Four out of five UK suppliers may have to write off unpaid debt due to “ineffectual” new rules governing so-called “revolving-door” administrations, according to the country’s largest credit insurance broker.
Aon is calling for change in legislation to give unpaid suppliers of collapsed companies the opportunity to seek recourse before a pre-pack deal - sometimes known as a “revolving door” administration - is drawn up. The pre-pack process - which lines a buyer up before an insolvency technically occurs - has been surrounded by controversy as they have been accused of leaving creditors out of pocket.
In a pre-pack deal, a collapsed company can be sold on without its liabilities, leaving creditors such as HM Revenue and Customs, suppliers and landlords stranded with unpaid invoices on their hands.
They have also come under fire as a way for the management which oversaw the downfall of the company to buy back the collapsed business minus the debts attached - often in a rapidly-executed deal behind closed doors.
Pre-packs have become increasingly popular as the downturn bites - the Insolvency Service recently forecast at least 100 pre-pack administrations every month - and firms such as USC, Whittards of Chelsea and The Officers Club have opted for the process in the last few weeks.
Currently there is no legal obligation for administrators of pre-packs to involve suppliers of the failed business in creditors meetings.
But January 1 saw the introduction of new rules, called Statement of Insolvency Practice 16 (“SIP 16”) rules, which aimed to increase transparency by requiring administrators to release full details of the pre-pack to all creditors.

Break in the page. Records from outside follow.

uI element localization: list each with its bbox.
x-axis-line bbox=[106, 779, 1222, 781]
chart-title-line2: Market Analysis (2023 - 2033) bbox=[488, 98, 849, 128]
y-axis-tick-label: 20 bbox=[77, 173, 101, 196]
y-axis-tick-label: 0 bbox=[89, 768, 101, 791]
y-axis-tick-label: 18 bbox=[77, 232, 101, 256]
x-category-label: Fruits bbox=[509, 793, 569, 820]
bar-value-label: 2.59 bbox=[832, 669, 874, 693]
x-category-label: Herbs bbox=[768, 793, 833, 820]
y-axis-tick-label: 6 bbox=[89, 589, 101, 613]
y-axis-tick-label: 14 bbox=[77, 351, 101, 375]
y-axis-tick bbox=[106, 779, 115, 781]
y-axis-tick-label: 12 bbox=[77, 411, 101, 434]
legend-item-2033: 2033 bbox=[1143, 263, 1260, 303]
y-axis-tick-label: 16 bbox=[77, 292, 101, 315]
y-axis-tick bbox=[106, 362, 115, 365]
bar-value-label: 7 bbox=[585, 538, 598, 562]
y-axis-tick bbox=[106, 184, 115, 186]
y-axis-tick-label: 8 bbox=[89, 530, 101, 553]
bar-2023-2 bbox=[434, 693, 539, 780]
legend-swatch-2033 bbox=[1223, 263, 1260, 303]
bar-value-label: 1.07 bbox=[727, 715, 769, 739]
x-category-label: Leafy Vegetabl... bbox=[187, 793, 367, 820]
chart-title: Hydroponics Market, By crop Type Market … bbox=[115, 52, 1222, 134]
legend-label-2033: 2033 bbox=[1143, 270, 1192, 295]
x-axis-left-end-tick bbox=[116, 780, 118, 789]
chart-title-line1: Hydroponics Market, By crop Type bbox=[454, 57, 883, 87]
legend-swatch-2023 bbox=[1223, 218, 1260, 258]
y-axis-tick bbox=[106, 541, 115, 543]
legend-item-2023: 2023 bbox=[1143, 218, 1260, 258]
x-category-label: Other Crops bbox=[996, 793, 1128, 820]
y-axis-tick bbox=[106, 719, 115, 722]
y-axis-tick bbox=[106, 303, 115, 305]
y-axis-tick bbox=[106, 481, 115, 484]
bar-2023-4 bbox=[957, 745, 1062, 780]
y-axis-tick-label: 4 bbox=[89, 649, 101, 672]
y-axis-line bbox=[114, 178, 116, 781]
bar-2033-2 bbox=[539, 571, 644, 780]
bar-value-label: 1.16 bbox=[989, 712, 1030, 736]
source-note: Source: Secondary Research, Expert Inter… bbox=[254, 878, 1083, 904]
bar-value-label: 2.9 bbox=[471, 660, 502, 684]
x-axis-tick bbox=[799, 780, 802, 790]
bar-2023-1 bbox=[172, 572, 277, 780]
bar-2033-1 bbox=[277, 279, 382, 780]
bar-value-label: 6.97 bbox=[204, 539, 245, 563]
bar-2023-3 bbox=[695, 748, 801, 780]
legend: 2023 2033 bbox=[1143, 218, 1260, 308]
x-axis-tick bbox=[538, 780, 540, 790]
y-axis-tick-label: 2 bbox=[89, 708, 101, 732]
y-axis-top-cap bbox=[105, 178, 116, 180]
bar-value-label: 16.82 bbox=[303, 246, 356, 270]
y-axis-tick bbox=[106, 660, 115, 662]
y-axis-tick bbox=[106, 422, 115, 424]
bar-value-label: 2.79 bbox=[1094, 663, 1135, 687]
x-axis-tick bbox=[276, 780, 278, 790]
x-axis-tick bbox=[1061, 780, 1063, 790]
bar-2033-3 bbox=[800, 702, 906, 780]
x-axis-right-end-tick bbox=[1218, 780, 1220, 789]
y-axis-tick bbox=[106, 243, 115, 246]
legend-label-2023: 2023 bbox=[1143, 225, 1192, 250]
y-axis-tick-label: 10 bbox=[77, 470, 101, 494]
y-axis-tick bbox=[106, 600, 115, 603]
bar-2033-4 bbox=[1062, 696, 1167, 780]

Under the new rules administrators should provide creditors with the reason a pre-pack deal was chosen and any links the new owners had with the previous management team as well as the price paid. But Aon said this was unlikely to happen before the insolvency has taken place and is calling for a review of the controversial insolvency legislation to give creditors a greater say.
Aon Trade Credit director James Bowker said: “The new insolvency rules don’t go far enough and legislation must be reviewed to support the UK supplier. Often the first knowledge the supplier has of the pre-pack is when the new owners contact them to discuss new supply arrangements – the ultimate indignity being that there is no recourse to the new company in respect of debt attaching to the old company.”
But many insolvency practitioners believe pre-packs offer the only hope of stability for a collapsed company and the best way to preserve jobs.
James Martin, Midlands chair of insolvency trade body R3 and partner at the Birmingham office of Begbies Traynor, defended pre-packs, saying suppliers’ losses were not due to the administration process but are down to the fact a company had failed.
He said: “A loss is caused by the failure of their customer, against which they will of course seek to defend themselves, but for the moment this is on the increase. The pre-pack is an increasingly useful way of trying to preserve businesses.”
“Independent research has shown that pre-packs perform better than business sales in preserving employment – in 90 per cent of such cases, 100 per cent of jobs are saved.”
A committee of MPs is set to consider plans to reform administration processes with Peter Luff, Tory chairman of the Department for Business, Enterprise & Regulatory Reform committee planning to use an inquiry into the operations of the Insolvency Service as an opportunity to examine the practice of pre-packs.
Insolvency Service chief executive Stephen Speed is due to be questioned about potential abuses of the system and his proposals for changes when he appears before MPs on January 27. The number of company collapses in England and Wales has snowballed in the past year, with 1,006 companies in administration in the third quarter of 2008.